Arcila negotiated the bill down to a couple of hundred dollars. She paid all of her costs out of pocket. Health care access is a big reason why Arcila supported Bernie Sanders for president.
“I think about, ‘How am I going to afford this? How am I going to afford that? How am I going to get any insurance that covers anything if anything ever happens?’”
“I think about, ‘How am I going to afford this? How am I going to afford that? How am I going to get any insurance that covers anything if anything ever happens?’”
Sanders supported a Medicare for All plan that would’ve expanded health care to Americans who don’t get it through their employers.
After Sanders dropped out of the race, Arcila resigned herself to supporting Biden. Now, she feels optimistic about the country’s political future. She also recently got some good news.
“I just got insurance from my job from working so much,” she said. “They gave me benefits. And I want to say that it has changed my life, having health care has literally changed my life.”
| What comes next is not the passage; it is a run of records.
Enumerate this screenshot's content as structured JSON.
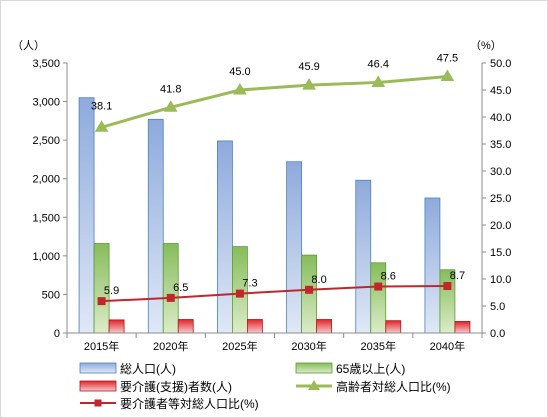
{
  "chart_data": {
    "type": "bar",
    "categories": [
      "2015年",
      "2020年",
      "2025年",
      "2030年",
      "2035年",
      "2040年"
    ],
    "left_axis": {
      "unit": "（人）",
      "min": 0,
      "max": 3500,
      "step": 500,
      "ticks": [
        "0",
        "500",
        "1,000",
        "1,500",
        "2,000",
        "2,500",
        "3,000",
        "3,500"
      ]
    },
    "right_axis": {
      "unit": "（%）",
      "min": 0,
      "max": 50,
      "step": 5,
      "ticks": [
        "0.0",
        "5.0",
        "10.0",
        "15.0",
        "20.0",
        "25.0",
        "30.0",
        "35.0",
        "40.0",
        "45.0",
        "50.0"
      ]
    },
    "series": [
      {
        "name": "総人口(人)",
        "type": "bar",
        "axis": "left",
        "color": "#4f81bd",
        "values": [
          3050,
          2770,
          2490,
          2220,
          1980,
          1750
        ]
      },
      {
        "name": "65歳以上(人)",
        "type": "bar",
        "axis": "left",
        "color": "#70ad47",
        "values": [
          1160,
          1160,
          1120,
          1010,
          910,
          820
        ]
      },
      {
        "name": "要介護(支援)者数(人)",
        "type": "bar",
        "axis": "left",
        "color": "#e4282f",
        "values": [
          170,
          175,
          175,
          175,
          160,
          150
        ]
      },
      {
        "name": "高齢者対総人口比(%)",
        "type": "line",
        "axis": "right",
        "color": "#9bbb59",
        "values": [
          38.1,
          41.8,
          45.0,
          45.9,
          46.4,
          47.5
        ],
        "labels": [
          "38.1",
          "41.8",
          "45.0",
          "45.9",
          "46.4",
          "47.5"
        ]
      },
      {
        "name": "要介護者等対総人口比(%)",
        "type": "line",
        "axis": "right",
        "color": "#c0272d",
        "values": [
          5.9,
          6.5,
          7.3,
          8.0,
          8.6,
          8.7
        ],
        "labels": [
          "5.9",
          "6.5",
          "7.3",
          "8.0",
          "8.6",
          "8.7"
        ]
      }
    ],
    "grid": false,
    "legend_position": "bottom"
  }
}
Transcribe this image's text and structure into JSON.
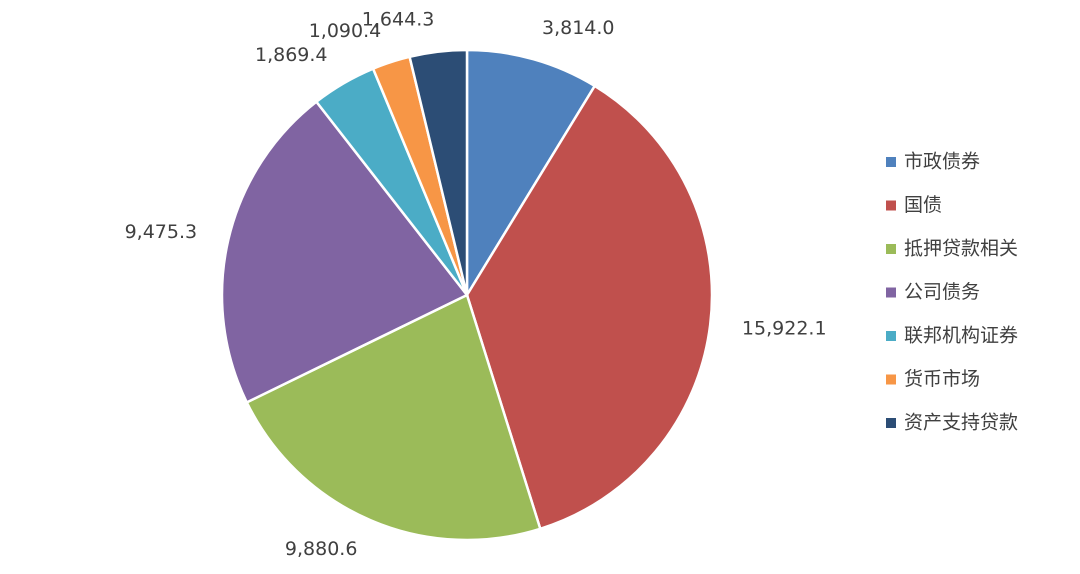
{
  "chart_data": {
    "type": "pie",
    "categories": [
      "市政债券",
      "国债",
      "抵押贷款相关",
      "公司债务",
      "联邦机构证券",
      "货币市场",
      "资产支持贷款"
    ],
    "values": [
      3814.0,
      15922.1,
      9880.6,
      9475.3,
      1869.4,
      1090.4,
      1644.3
    ],
    "value_labels": [
      "3,814.0",
      "15,922.1",
      "9,880.6",
      "9,475.3",
      "1,869.4",
      "1,090.4",
      "1,644.3"
    ],
    "colors": [
      "#4f81bd",
      "#c0504d",
      "#9bbb59",
      "#8064a2",
      "#4bacc6",
      "#f79646",
      "#2c4d75"
    ],
    "legend": "right"
  }
}
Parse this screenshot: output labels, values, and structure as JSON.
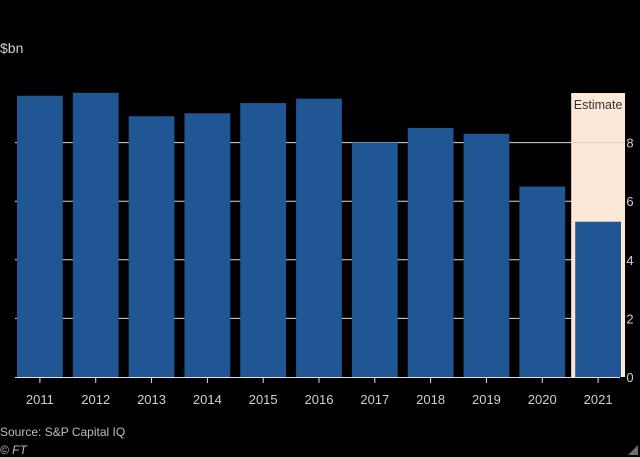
{
  "chart_data": {
    "type": "bar",
    "unit_label": "$bn",
    "categories": [
      "2011",
      "2012",
      "2013",
      "2014",
      "2015",
      "2016",
      "2017",
      "2018",
      "2019",
      "2020",
      "2021"
    ],
    "values": [
      9.6,
      9.7,
      8.9,
      9.0,
      9.35,
      9.5,
      8.0,
      8.5,
      8.3,
      6.5,
      5.3
    ],
    "ylim": [
      0,
      10
    ],
    "yticks": [
      0,
      2,
      4,
      6,
      8
    ],
    "y_axis_side": "right",
    "grid": true,
    "estimate_label": "Estimate",
    "estimate_category": "2021",
    "colors": {
      "bar": "#1f5693",
      "estimate_band": "#fde8d8",
      "grid": "#d9d9d9",
      "background": "#000000"
    }
  },
  "footer": {
    "source": "Source: S&P Capital IQ",
    "credit": "© FT"
  }
}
With her new job, she says, it’s the first time she’s had private health insurance.
“I have never had the ability to go to a chiropractor ever in my life,” she said. “I’m going weekly. I’m going to a gastroenterologist. I’m going to go see a therapist. I cannot believe how much one tiny thing, one tiny amount of help can change so much.”
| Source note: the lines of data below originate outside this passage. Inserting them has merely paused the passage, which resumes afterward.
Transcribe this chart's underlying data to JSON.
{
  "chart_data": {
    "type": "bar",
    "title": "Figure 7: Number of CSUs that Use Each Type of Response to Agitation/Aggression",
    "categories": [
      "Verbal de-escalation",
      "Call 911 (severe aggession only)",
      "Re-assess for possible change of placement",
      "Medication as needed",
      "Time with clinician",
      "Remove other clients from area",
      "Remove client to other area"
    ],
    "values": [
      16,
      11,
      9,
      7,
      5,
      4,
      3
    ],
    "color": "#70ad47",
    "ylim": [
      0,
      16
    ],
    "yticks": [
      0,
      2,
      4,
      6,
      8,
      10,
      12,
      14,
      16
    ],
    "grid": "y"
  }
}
For Arcila, it’s about more than just being able to see a specialist when she needs to.
“Even though I’m working a lot now, and you know, school’s a lot — I don’t feel as stressed as I did before. I feel like I can actually handle things going on and I never thought of my mental and physical health as such a big part of how badly I was carrying stress until I got the help that I needed.”
“Even though I’m working a lot now, and you know, school’s a lot — I don’t feel as stressed as I did before. I feel like I can actually handle things going on and I never thought of my mental and physical health as such a big part of how badly I was carrying stress until I got the help that I needed.”
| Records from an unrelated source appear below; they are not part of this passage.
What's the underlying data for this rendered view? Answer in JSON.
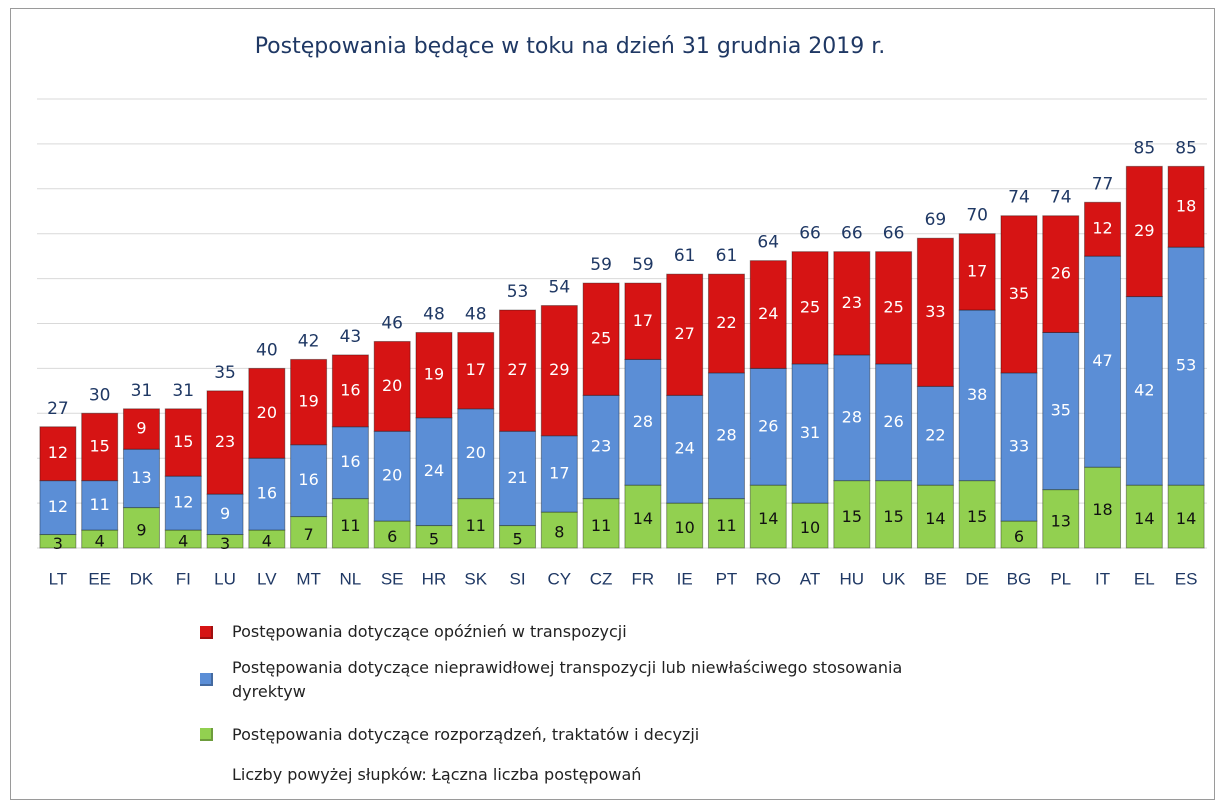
{
  "chart_data": {
    "type": "stacked_bar",
    "title": "Postępowania będące w toku na dzień 31 grudnia 2019 r.",
    "categories": [
      "LT",
      "EE",
      "DK",
      "FI",
      "LU",
      "LV",
      "MT",
      "NL",
      "SE",
      "HR",
      "SK",
      "SI",
      "CY",
      "CZ",
      "FR",
      "IE",
      "PT",
      "RO",
      "AT",
      "HU",
      "UK",
      "BE",
      "DE",
      "BG",
      "PL",
      "IT",
      "EL",
      "ES"
    ],
    "series": [
      {
        "name": "Postępowania dotyczące rozporządzeń, traktatów i decyzji",
        "color": "#92d050",
        "label_color": "#111111",
        "values": [
          3,
          4,
          9,
          4,
          3,
          4,
          7,
          11,
          6,
          5,
          11,
          5,
          8,
          11,
          14,
          10,
          11,
          14,
          10,
          15,
          15,
          14,
          15,
          6,
          13,
          18,
          14,
          14
        ]
      },
      {
        "name": "Postępowania dotyczące nieprawidłowej transpozycji lub niewłaściwego stosowania dyrektyw",
        "color": "#5b8ed6",
        "label_color": "#ffffff",
        "values": [
          12,
          11,
          13,
          12,
          9,
          16,
          16,
          16,
          20,
          24,
          20,
          21,
          17,
          23,
          28,
          24,
          28,
          26,
          31,
          28,
          26,
          22,
          38,
          33,
          35,
          47,
          42,
          53
        ]
      },
      {
        "name": "Postępowania dotyczące opóźnień w transpozycji",
        "color": "#d61414",
        "label_color": "#ffffff",
        "values": [
          12,
          15,
          9,
          15,
          23,
          20,
          19,
          16,
          20,
          19,
          17,
          27,
          29,
          25,
          17,
          27,
          22,
          24,
          25,
          23,
          25,
          33,
          17,
          35,
          26,
          12,
          29,
          18
        ]
      }
    ],
    "totals": [
      27,
      30,
      31,
      31,
      35,
      40,
      42,
      43,
      46,
      48,
      48,
      53,
      54,
      59,
      59,
      61,
      61,
      64,
      66,
      66,
      66,
      69,
      70,
      74,
      74,
      77,
      85,
      85
    ],
    "note": "Liczby powyżej słupków: Łączna liczba postępowań",
    "ylim": [
      0,
      100
    ],
    "yticks": [
      0,
      10,
      20,
      30,
      40,
      50,
      60,
      70,
      80,
      90,
      100
    ],
    "grid": true
  }
}
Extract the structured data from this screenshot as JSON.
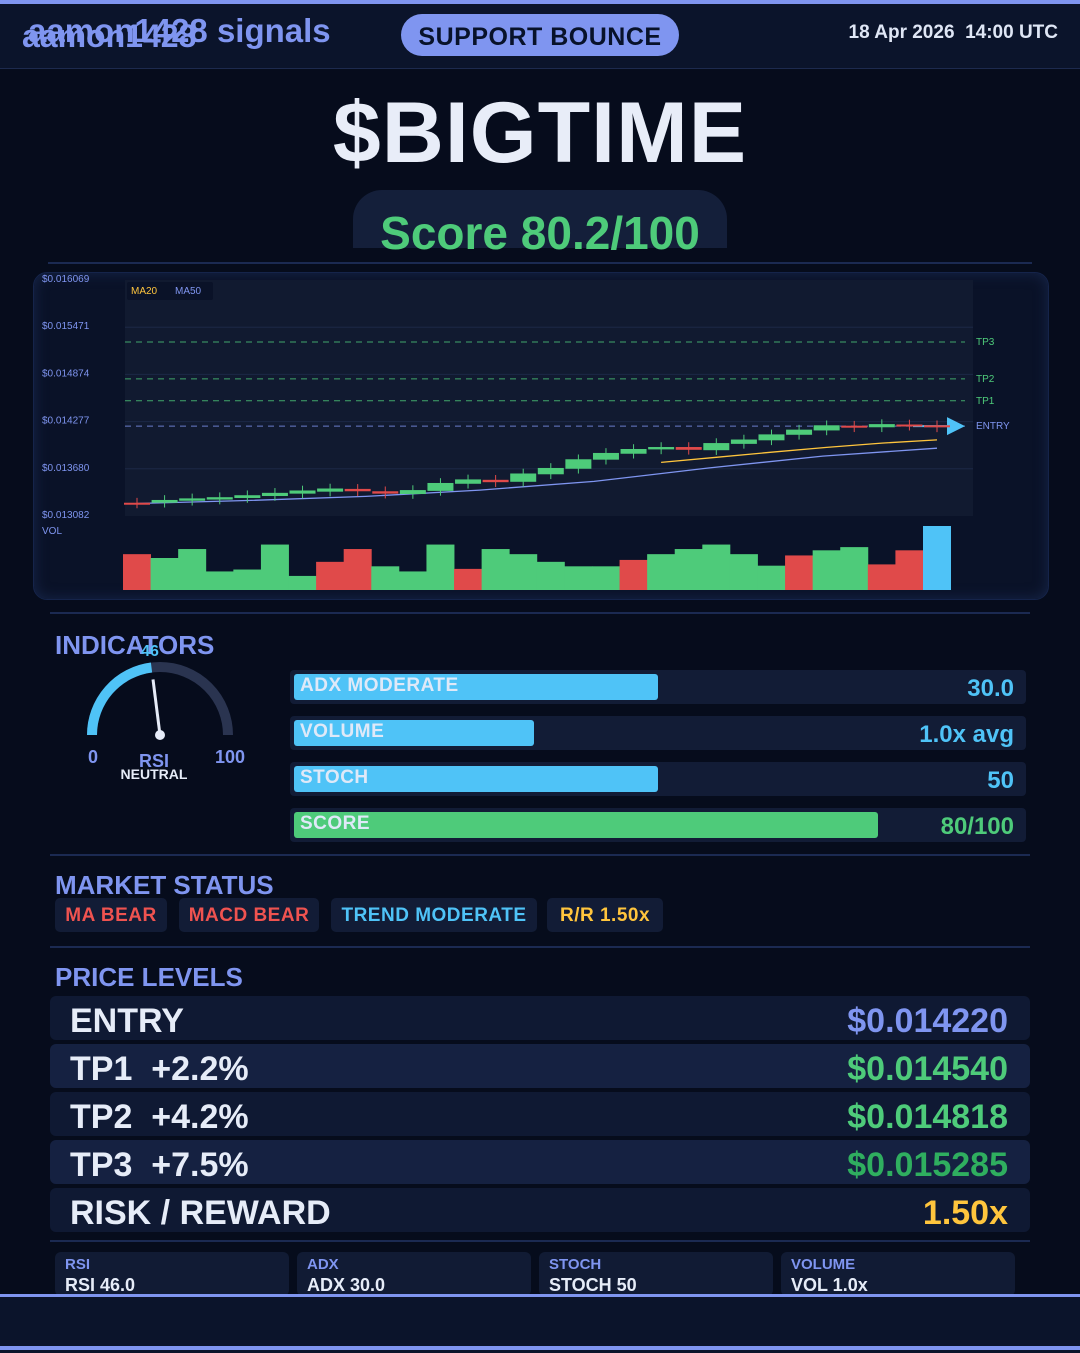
{
  "header": {
    "brand": "aamon1428",
    "signal": "SUPPORT BOUNCE",
    "timestamp": "18 Apr 2026  14:00 UTC"
  },
  "ticker": "$BIGTIME",
  "score": "Score 80.2/100",
  "chart_data": {
    "type": "candlestick",
    "y_ticks": [
      "$0.016069",
      "$0.015471",
      "$0.014874",
      "$0.014277",
      "$0.013680",
      "$0.013082"
    ],
    "ylim": [
      0.013082,
      0.016069
    ],
    "legend": [
      "MA20",
      "MA50"
    ],
    "volume_label": "VOL",
    "levels": [
      {
        "name": "TP3",
        "value": 0.015285
      },
      {
        "name": "TP2",
        "value": 0.014818
      },
      {
        "name": "TP1",
        "value": 0.01454
      },
      {
        "name": "ENTRY",
        "value": 0.01422
      }
    ],
    "candles": [
      {
        "o": 0.01325,
        "c": 0.01324
      },
      {
        "o": 0.01325,
        "c": 0.013285
      },
      {
        "o": 0.013275,
        "c": 0.013305
      },
      {
        "o": 0.01329,
        "c": 0.01332
      },
      {
        "o": 0.01331,
        "c": 0.013345
      },
      {
        "o": 0.013335,
        "c": 0.013375
      },
      {
        "o": 0.013365,
        "c": 0.013405
      },
      {
        "o": 0.01339,
        "c": 0.01343
      },
      {
        "o": 0.013425,
        "c": 0.013395
      },
      {
        "o": 0.013395,
        "c": 0.013365
      },
      {
        "o": 0.01336,
        "c": 0.01341
      },
      {
        "o": 0.0134,
        "c": 0.0135
      },
      {
        "o": 0.01349,
        "c": 0.013545
      },
      {
        "o": 0.01354,
        "c": 0.01351
      },
      {
        "o": 0.013515,
        "c": 0.01362
      },
      {
        "o": 0.01361,
        "c": 0.01369
      },
      {
        "o": 0.01368,
        "c": 0.0138
      },
      {
        "o": 0.013795,
        "c": 0.01388
      },
      {
        "o": 0.01387,
        "c": 0.01393
      },
      {
        "o": 0.013925,
        "c": 0.013955
      },
      {
        "o": 0.013955,
        "c": 0.01392
      },
      {
        "o": 0.013915,
        "c": 0.014005
      },
      {
        "o": 0.013995,
        "c": 0.01405
      },
      {
        "o": 0.01404,
        "c": 0.014115
      },
      {
        "o": 0.01411,
        "c": 0.014175
      },
      {
        "o": 0.014165,
        "c": 0.01423
      },
      {
        "o": 0.014225,
        "c": 0.014205
      },
      {
        "o": 0.014205,
        "c": 0.014245
      },
      {
        "o": 0.01424,
        "c": 0.014225
      },
      {
        "o": 0.01423,
        "c": 0.014205
      }
    ],
    "ma20": [
      0.01376,
      0.013825,
      0.01389,
      0.01395,
      0.014005,
      0.014045
    ],
    "ma50": [
      0.01324,
      0.01328,
      0.01333,
      0.01341,
      0.01352,
      0.01369,
      0.01384,
      0.01394
    ],
    "volume": [
      {
        "v": 0.56,
        "up": false
      },
      {
        "v": 0.5,
        "up": true
      },
      {
        "v": 0.64,
        "up": true
      },
      {
        "v": 0.29,
        "up": true
      },
      {
        "v": 0.32,
        "up": true
      },
      {
        "v": 0.71,
        "up": true
      },
      {
        "v": 0.22,
        "up": true
      },
      {
        "v": 0.44,
        "up": false
      },
      {
        "v": 0.64,
        "up": false
      },
      {
        "v": 0.37,
        "up": true
      },
      {
        "v": 0.29,
        "up": true
      },
      {
        "v": 0.71,
        "up": true
      },
      {
        "v": 0.33,
        "up": false
      },
      {
        "v": 0.64,
        "up": true
      },
      {
        "v": 0.56,
        "up": true
      },
      {
        "v": 0.44,
        "up": true
      },
      {
        "v": 0.37,
        "up": true
      },
      {
        "v": 0.37,
        "up": true
      },
      {
        "v": 0.47,
        "up": false
      },
      {
        "v": 0.56,
        "up": true
      },
      {
        "v": 0.64,
        "up": true
      },
      {
        "v": 0.71,
        "up": true
      },
      {
        "v": 0.56,
        "up": true
      },
      {
        "v": 0.38,
        "up": true
      },
      {
        "v": 0.54,
        "up": false
      },
      {
        "v": 0.62,
        "up": true
      },
      {
        "v": 0.67,
        "up": true
      },
      {
        "v": 0.4,
        "up": false
      },
      {
        "v": 0.62,
        "up": false
      },
      {
        "v": 1.0,
        "current": true
      }
    ]
  },
  "indicators": {
    "title": "INDICATORS",
    "rsi": {
      "value": 46,
      "value_label": "46",
      "min": "0",
      "max": "100",
      "label": "RSI",
      "status": "NEUTRAL"
    },
    "bars": [
      {
        "label": "ADX  MODERATE",
        "value": "30.0",
        "fill": 0.5,
        "color": "#4fc3f7",
        "value_color": "#4fc3f7"
      },
      {
        "label": "VOLUME",
        "value": "1.0x avg",
        "fill": 0.33,
        "color": "#4fc3f7",
        "value_color": "#4fc3f7"
      },
      {
        "label": "STOCH",
        "value": "50",
        "fill": 0.5,
        "color": "#4fc3f7",
        "value_color": "#4fc3f7"
      },
      {
        "label": "SCORE",
        "value": "80/100",
        "fill": 0.802,
        "color": "#4ecb7a",
        "value_color": "#4ecb7a"
      }
    ]
  },
  "market_status": {
    "title": "MARKET STATUS",
    "chips": [
      {
        "label": "MA BEAR",
        "color": "#ef5350"
      },
      {
        "label": "MACD BEAR",
        "color": "#ef5350"
      },
      {
        "label": "TREND MODERATE",
        "color": "#4fc3f7"
      },
      {
        "label": "R/R  1.50x",
        "color": "#ffc53d"
      }
    ]
  },
  "price_levels": {
    "title": "PRICE LEVELS",
    "rows": [
      {
        "name": "ENTRY",
        "price": "$0.014220",
        "color": "#7f95f0"
      },
      {
        "name": "TP1  +2.2%",
        "price": "$0.014540",
        "color": "#4ecb7a"
      },
      {
        "name": "TP2  +4.2%",
        "price": "$0.014818",
        "color": "#4ecb7a"
      },
      {
        "name": "TP3  +7.5%",
        "price": "$0.015285",
        "color": "#2fae5f"
      },
      {
        "name": "RISK / REWARD",
        "price": "1.50x",
        "color": "#ffc53d"
      }
    ]
  },
  "mini_cards": [
    {
      "key": "RSI",
      "value": "RSI 46.0"
    },
    {
      "key": "ADX",
      "value": "ADX 30.0"
    },
    {
      "key": "STOCH",
      "value": "STOCH 50"
    },
    {
      "key": "VOLUME",
      "value": "VOL 1.0x"
    }
  ],
  "footer": "aamon1428 signals",
  "colors": {
    "accent": "#7f95f0",
    "bull": "#4ecb7a",
    "bear": "#e04a4a",
    "cyan": "#4fc3f7",
    "gold": "#ffc53d"
  }
}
Now, she’d like to see the same thing happen for others, like her cousin Brian Rico. He’s 18 and like Arcila, voted in his first presidential election for Biden.
Rico works two jobs but doesn’t have insurance. He’d like to see the Biden administration offer insurance for working people like him.
“I would want something to at least act like a blanket and in case something happens,” he said.
Rico and Arcila are very close. They even lived together for a while during the pandemic. They’re close in age and share similar political beliefs.
“I think it’s hard … In the position that I was in a year ago, and that Brian is currently in, thousands or millions of Americans also go through that,” Arcila said. “They’re young, and they have immigrant parents who only go to the hospital [when] that is absolutely necessary, or you’re like, losing an arm.”
Arcila is hopeful that Biden, with a Democratic Congress, will be able to improve the health care system.
Both cousins are encouraged by the fact that Biden has already signed dozens of executive orders on issues relating to immigration, pandemic relief and climate change.
“We expect him to really go out and do those things that he actually promised he would do,” Rico said. “For him to actually start putting out executive orders, showing that he will start doing change really has me happy that maybe this year … people start realizing this change is going to happen.”
The whole family is counting on that change: Arcila’s parents are saving money to buy a house. A pending immigration case will determine if they receive US residency.
“Things are looking pretty good right now,” Arcila said. “And you know, hopefully, things stay good. I want to stay optimistic. I don’t want anything negative about anything. I just want to start the new year with a clean slate.”